Update: Deadline extended to July 15th, 2019.
ELITE-S provides up to 16 postdoctoral fellowships to work for 2 years in the ADAPT Research Centre at Trinity College Dublin, University College Dublin, or other Irish universities as well as with an industry partner. ELITE-S is a EU Marie Skłodowska-Curie COFUND Action.
You can apply with any research proposal in the field of ICT standardisation that fits into one of the following four themes.
- Regulations and Compliance
- Content Analytics
- Content Preservation Data and Process Management
If you do not have your own idea, you may pick one of the following topics. Contact us to discuss any of the ideas in more detail.
Recommender-Systems Description Language (RSDL)
Publications in the field of recommender-systems vary a lot in terms of the information they contain about data, algorithms, and evaluations. Consequently, it is difficult to replicate research results, or re-implement recommender-systems algorithms.
A recommender-systems description language could help in making research more reproducible and publications more structured.
A formal description language for recommender systems would also make publications more machine-readable, and ease the process of finding recommender-systems publications that e.g. used a certain evaluation metric for a certain algorithm in a certain domain. Similarly, if algorithms were described in a standardised language, a search engine for recommender-system algorithms (or source code) could be implemented.
Also, recommender-system datasets such as MovieLens or RARD II all have their own definitions, variables etc. Consequently, when using a dataset with a recommender-system library (e.g. LensKit, Surprise, Mahout, …), a lot of manual work is required. A standardized language, data format, or algorithm description, could help to use datasets easier in recommendation frameworks.
If you are interested in developing a Recommender-System Description Language, you may develop and test this language in our recommender-system as-a-service that serves multiple partners with various data formats and several algorithms.

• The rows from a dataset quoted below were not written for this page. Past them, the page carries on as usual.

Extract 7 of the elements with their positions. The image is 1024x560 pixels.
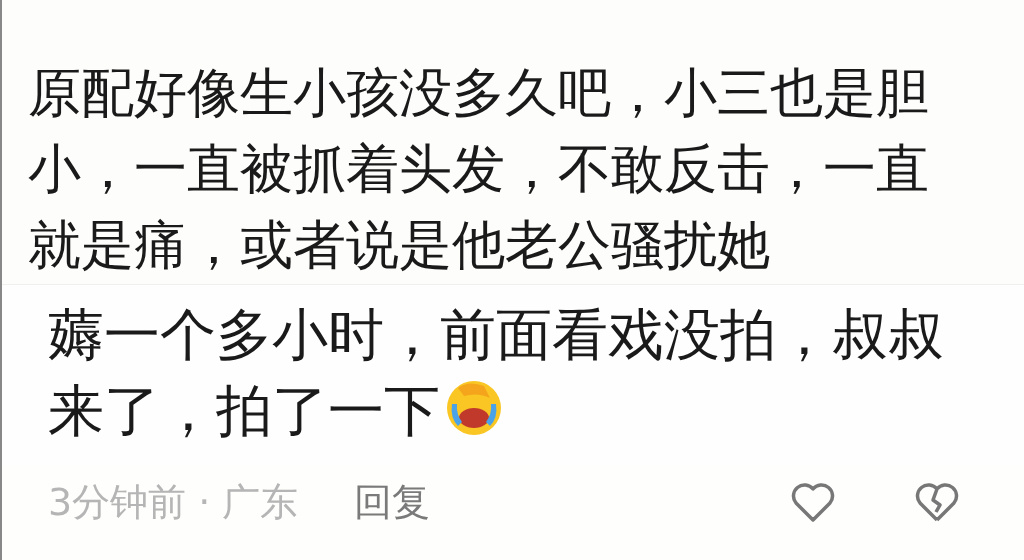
reply-text: 薅一个多小时，前面看戏没拍，叔叔来了，拍了一下	[48, 301, 945, 445]
comment-text: 原配好像生小孩没多久吧，小三也是胆小，一直被抓着头发，不敢反击，一直就是痛，或者说是他老公骚扰她	[28, 61, 930, 277]
emoji-icon	[444, 378, 504, 438]
reply-link[interactable]: 回复	[354, 477, 431, 528]
comment-meta: 3分钟前 · 广东	[48, 479, 299, 526]
broken-heart-icon[interactable]	[914, 481, 960, 524]
heart-icon[interactable]	[790, 481, 836, 524]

A Description Language and Standard for Meta-Learning / Automated Machine Learning
Meta-Learning and Automated Machine Learning (AutoML) — including Neural Network Architecture Search, Hyper-Parameter Optimization, Automated Algorithm Configuration, and Learning to Learn — is a strongly growing field of research, with very high relevance to industry. There have been massive advances in recent years, and many tools were published to ease the process of automating machine learning. The list of tools is long, and includes AutoWeka, Google’s AutoML and Auto sklearn. However, these tools are not interoperable and, similar to the problems in the recommender-systems field (see above), publications etc. would benefit from a standardized description language.
Open Recommender Systems API
Many disciplines have open standards for APIs. Prominent examples include the OpenAPI Initiative and OpenSearch. The recommender-systems community could benefit from a similar initiative, or applying and adjusting existing solutions to the special features of recommender systems. First attempts have been made (Garcia & Bellogin, 2018) but they were not comprehensive. You could extend the existing work, and potentially include and test your new standard in our recommender-system APIs Darwin & Goliath, Mr. DLib or the APIs of some recommendation frameworks and industry partners.
Garcia & Bellogin, Iván Garcia and Alejandro Bellogin, “Towards an open, collaborative REST API for recommender systems,” in Proceedings of the 12th ACM Conference on Recommender Systems (ACM, 2018), 504–505.